Yet another river water sharing dispute erupts between TN, AP

Update: 2024-02-27 17:54 GMT
Budgetary allocation between Tamil Nadu and Andhra Pradesh for the construction of a check dam across River Palar in the State’s Kuppam Assembly constituency. (Image source: Youtube)

Chennai: A new river water sharing dispute between Tamil Nadu and a neighbouring state has reared its head now with the Andhra Pradesh government making a budgetary allocation for the construction of a check dam across River Palar in the State’s Kuppam Assembly constituency and State Water Resources Minister Duraimurugan pointing out that the dam construction would amount to contempt of court.

Though the controversy erupted a few days after it was reported that Andhra Pradesh Chief Minister Y S Jagan Mohan Reddy would be laying the foundation for the check dam and the PMK raising the issue by wondering if Tamil Nadu had given up its rights and farmers in the Palar river basin objecting to the move, the State government’s stand was made known on Tuesday through Duraimurugan’s statement.

The Minister made it clear that Palar was an inter-state river and an upstream state should not obstruct, divert, or store its water without the permission of the downstream state, according to the 1892 agreement between the Madras Presidency and Mysore princely state.

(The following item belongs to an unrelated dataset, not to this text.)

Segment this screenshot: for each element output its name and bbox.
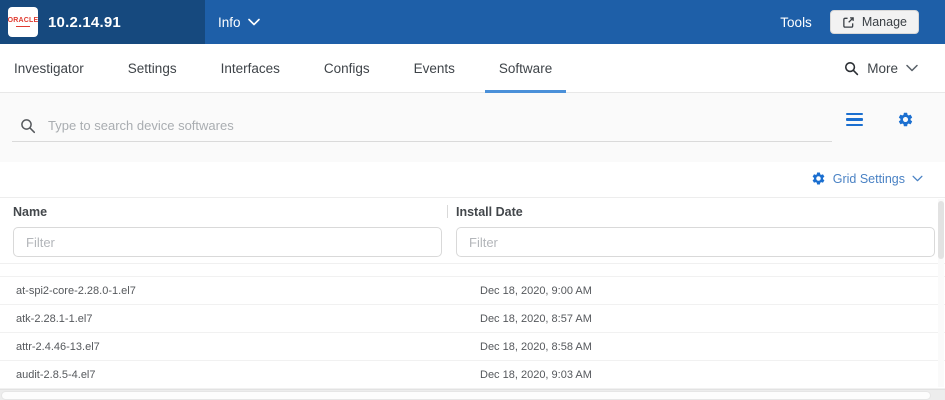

That agreement had been validated by the Supreme Court in its order dated February 16, 2018, on a petition on the Cauvery River water dispute, he said, quoting the verdict: ‘The two Agreements of 1892 and 1924 had neither any political arrangement nor touched any facet of the sovereignty of India. Per contra, the Agreements cover the areas of larger public interests which do not have any political element and in this backdrop, the agreements are neither inoperative nor completely extinct.’

So, it would be a wrong move on the part of Andhra Pradesh to build the dam in violation of the 1892 agreement, he said. Earlier, in 2006, when a bid was made to construct a check dam at Ganeshapuram in Kuppam constituency during the tenure of Chandrababu Naidu as Chief Minister of Andhra Pradesh, the State government had approached the Supreme Court.

That case, along with another petition objecting to the raising of the heights of 22 other check dams across Palar, was still pending in the Supreme Court and at that time it was not appropriate for the Andhra Pradesh government to build another dam, which would also amount to contempt of court, he said.

If the new check dam was constructed, reportedly at Shantipuram in Kuppam constituency at a cost of Rs 215 crore, it would be the 23rd check dam across River Palar and would turn the area irrigated by the inter-state river in Tamil Nadu into a desert, farmers claim.

Even now, due to the raising of the height of existing check dams in Andhra Pradesh, water flow into Tamil Nadu happened only when River Palar was in spate during floods, pointed out the farmers, adding that the new dam would only spell disaster for the farmers depending on Palar water for irrigation.

It is said that about 4.5 lakh hectares of agricultural land in the northern districts of Tamil Nadu was dependent on Palar river water, whose flow is even otherwise erratic, and those tracts of land would fully dry up if yet another check dam comes up.

Tamil Nadu has been having running feuds with Karnataka over the sharing of Cauvery water, which has now turned acute with the proposal to build a dam across the river at Mekedatu, and with Kerala over the Mullaiperiyar river water sharing for a long time. Now the Palar had only been added to the list of river water disputes with neighbouring States.